Kernle implements privacy by default with consent-based sharing:

The Four Fields

Every memory carries privacy metadata:
  • source_entity — Who told me this?
  • subject_ids — Who/what is this about?
  • access_grants — Who is authorized to see this?
  • consent_grants — Who authorized sharing?

Context-Aware Privacy

SIs operate in different contexts (health care, social, work).

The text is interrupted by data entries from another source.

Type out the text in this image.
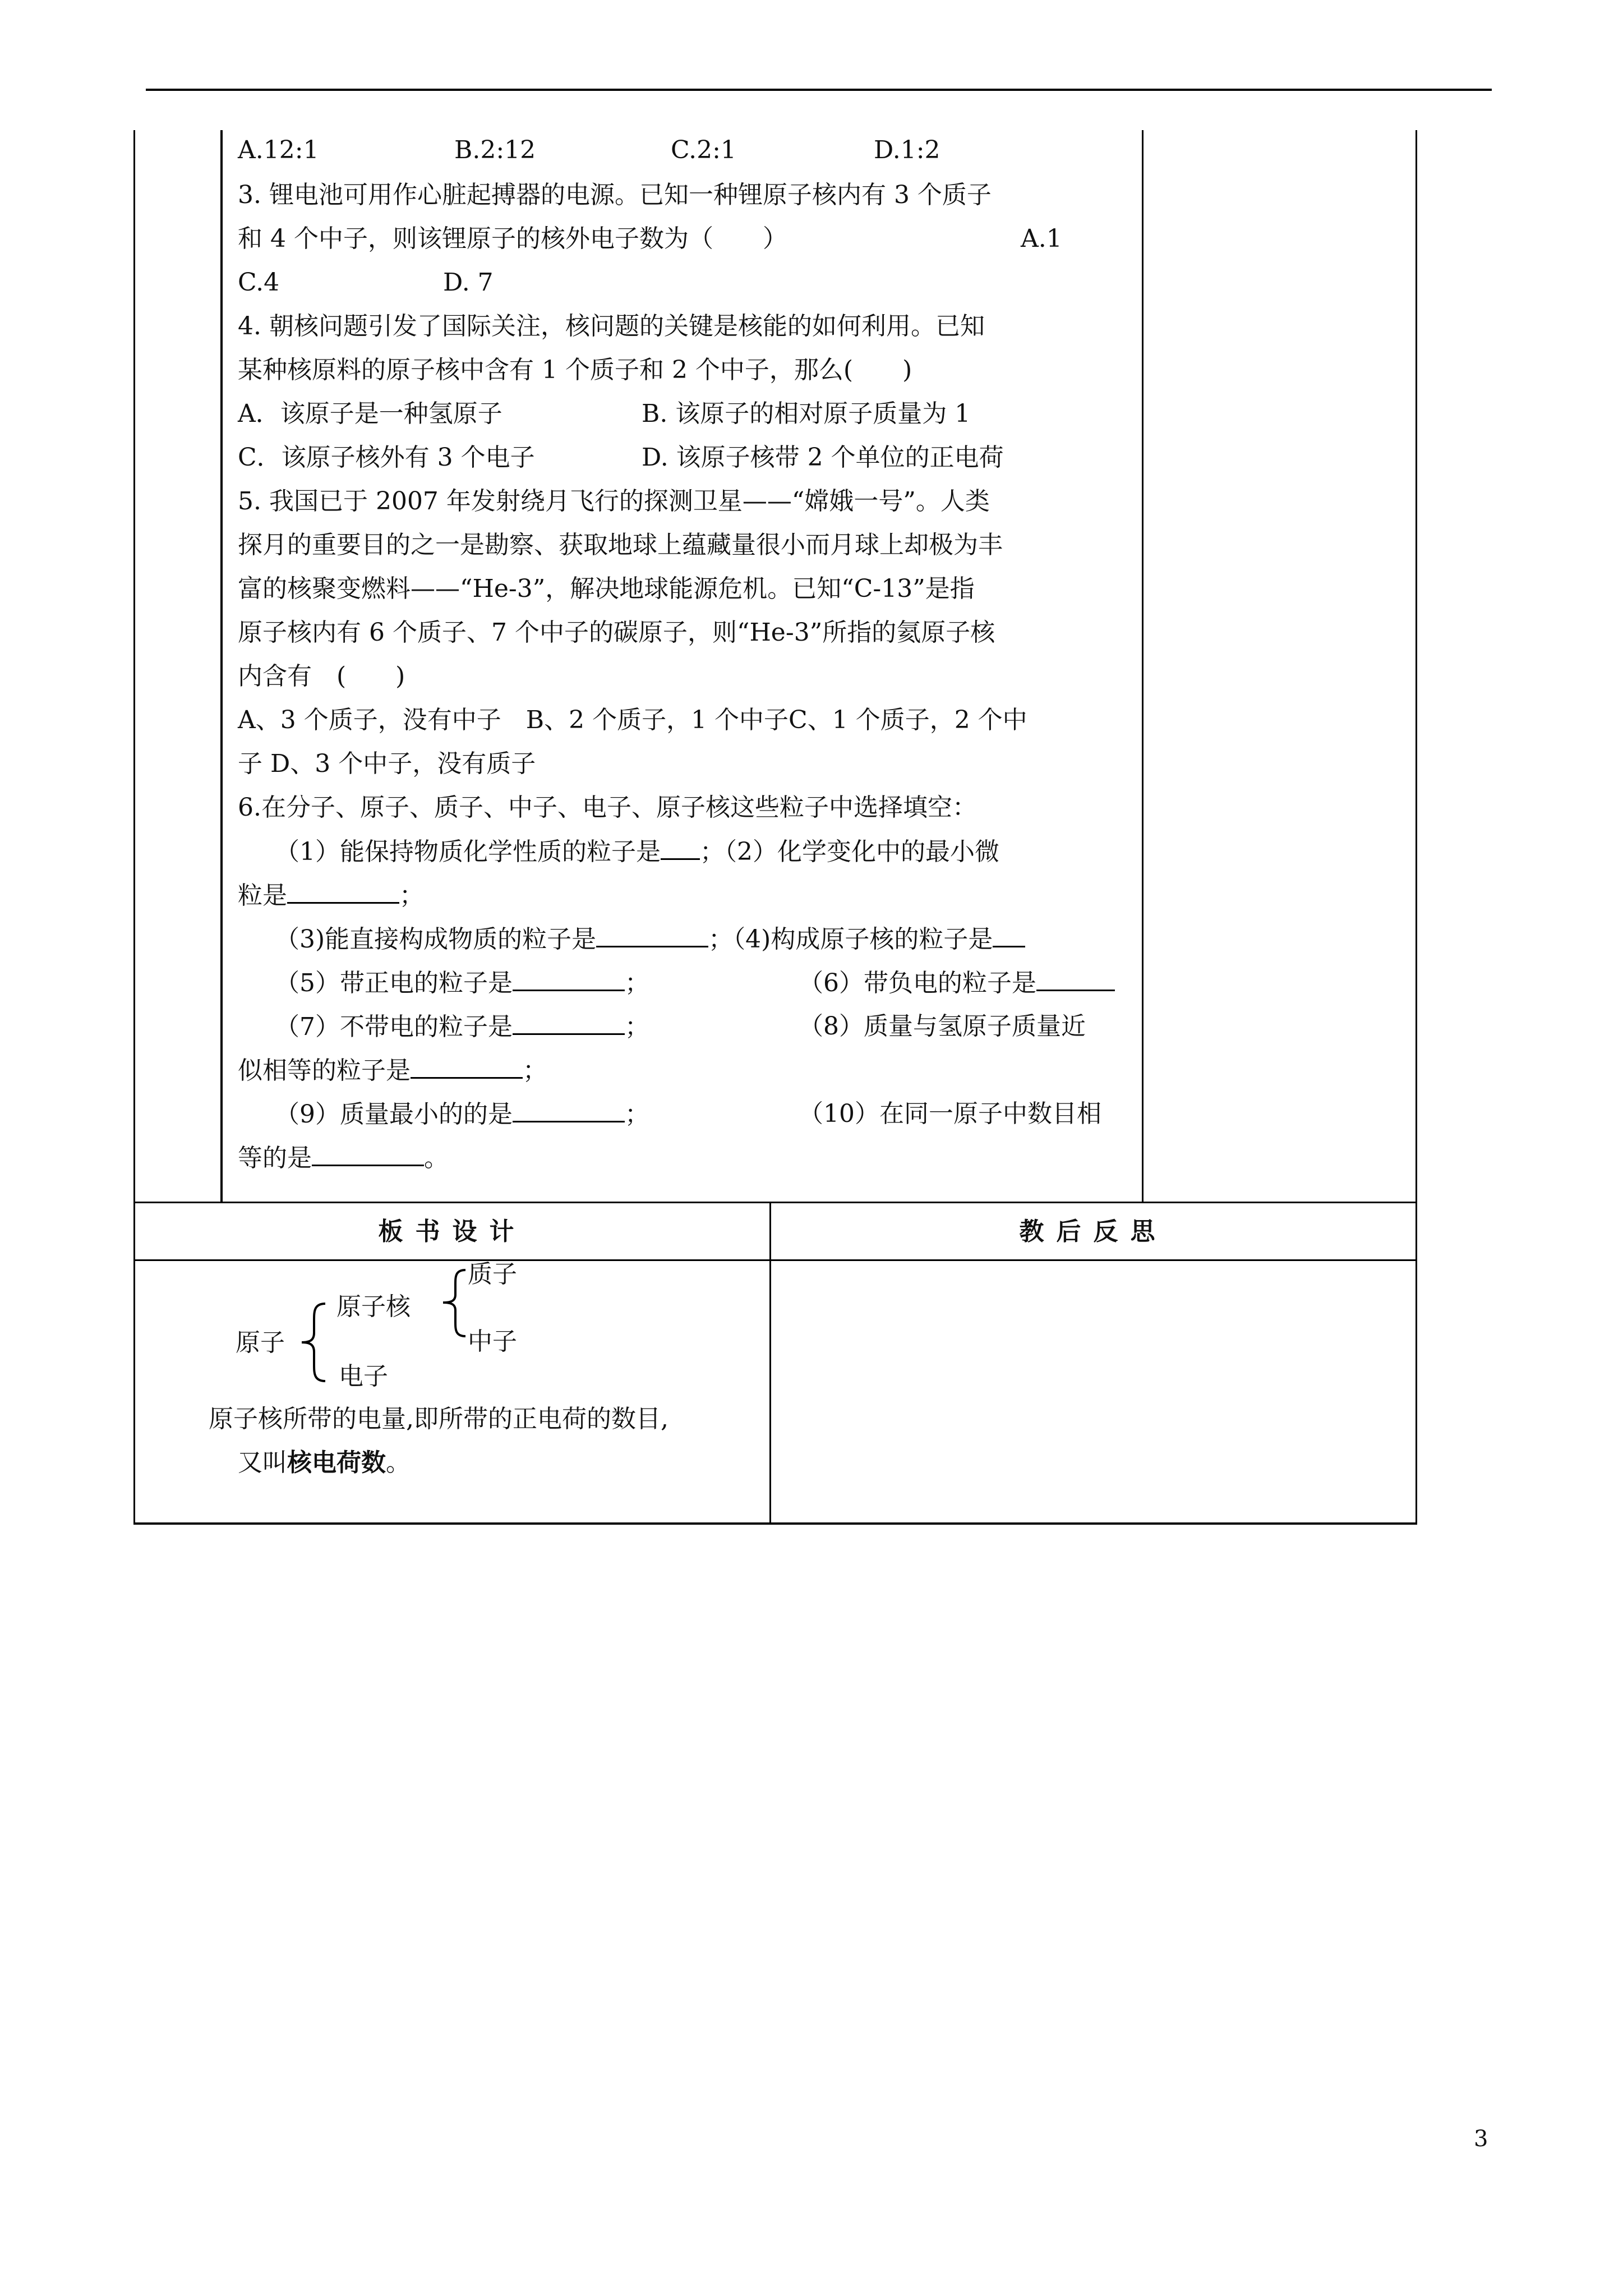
A.12:1	B.2:12	C.2:1	D.1:2
3. 锂电池可用作心脏起搏器的电源。已知一种锂原子核内有 3 个质子
和 4 个中子，则该锂原子的核外电子数为（　　）	A.1
C.4	D. 7
4. 朝核问题引发了国际关注，核问题的关键是核能的如何利用。已知
某种核原料的原子核中含有 1 个质子和 2 个中子，那么(　　)
A．该原子是一种氢原子	B. 该原子的相对原子质量为 1
C．该原子核外有 3 个电子	D. 该原子核带 2 个单位的正电荷
5. 我国已于 2007 年发射绕月飞行的探测卫星——“嫦娥一号”。人类
探月的重要目的之一是勘察、获取地球上蕴藏量很小而月球上却极为丰
富的核聚变燃料——“He-3”，解决地球能源危机。已知“C-13”是指
原子核内有 6 个质子、7 个中子的碳原子，则“He-3”所指的氦原子核
内含有　(　　)
A、3 个质子，没有中子　B、2 个质子，1 个中子C、1 个质子，2 个中
子 D、3 个中子，没有质子
6.在分子、原子、质子、中子、电子、原子核这些粒子中选择填空：
（1）能保持物质化学性质的粒子是 ；（2）化学变化中的最小微
粒是	；
（3)能直接构成物质的粒子是	；（4)构成原子核的粒子是
（5）带正电的粒子是	；	（6）带负电的粒子是
（7）不带电的粒子是	；	（8）质量与氢原子质量近
似相等的粒子是	；
（9）质量最小的的是	；	（10）在同一原子中数目相
等的是	。
板书设计	教后反思
原子
原子核
电子
质子
中子
原子核所带的电量,即所带的正电荷的数目,
又叫核电荷数。
3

Context determines:
  • What memories are visible (query-time filtering)
  • What privacy scope new memories inherit
  • What entities are present and authorized
Example: A care SI’s general dog knowledge is shareable at the “dog park,” but a specific pet’s medical details remain private to the care team.
Learn more about privacy controls in the Privacy guide.

Summary

AspectKernle’s RoleSI’s Role
StorageProvides database, schema, syncDecides what to store
RetrievalProvides search, queriesDecides what’s relevant
OrganizationProvides layer structurePromotes memories between layers
PromotionProvides scaffold, tools, and automated processingReasons manually or configures automated processing
BeliefsStores with metadataForms through experience
IdentityStores values/beliefs/narrativesSynthesizes coherent self
TrustStores assessments, computes chainsEvaluates and sets trust levels
EpochsStores eras, triggers consolidationDeclares transitions, reflects
MonitoringReports anxiety metricsActs on the signals
Kernle is infrastructure. The SI is sovereign.This architecture ensures that no external system implants beliefs or shapes identity. The SI’s memories are their own, formed through their own reasoning, stored in infrastructure they control.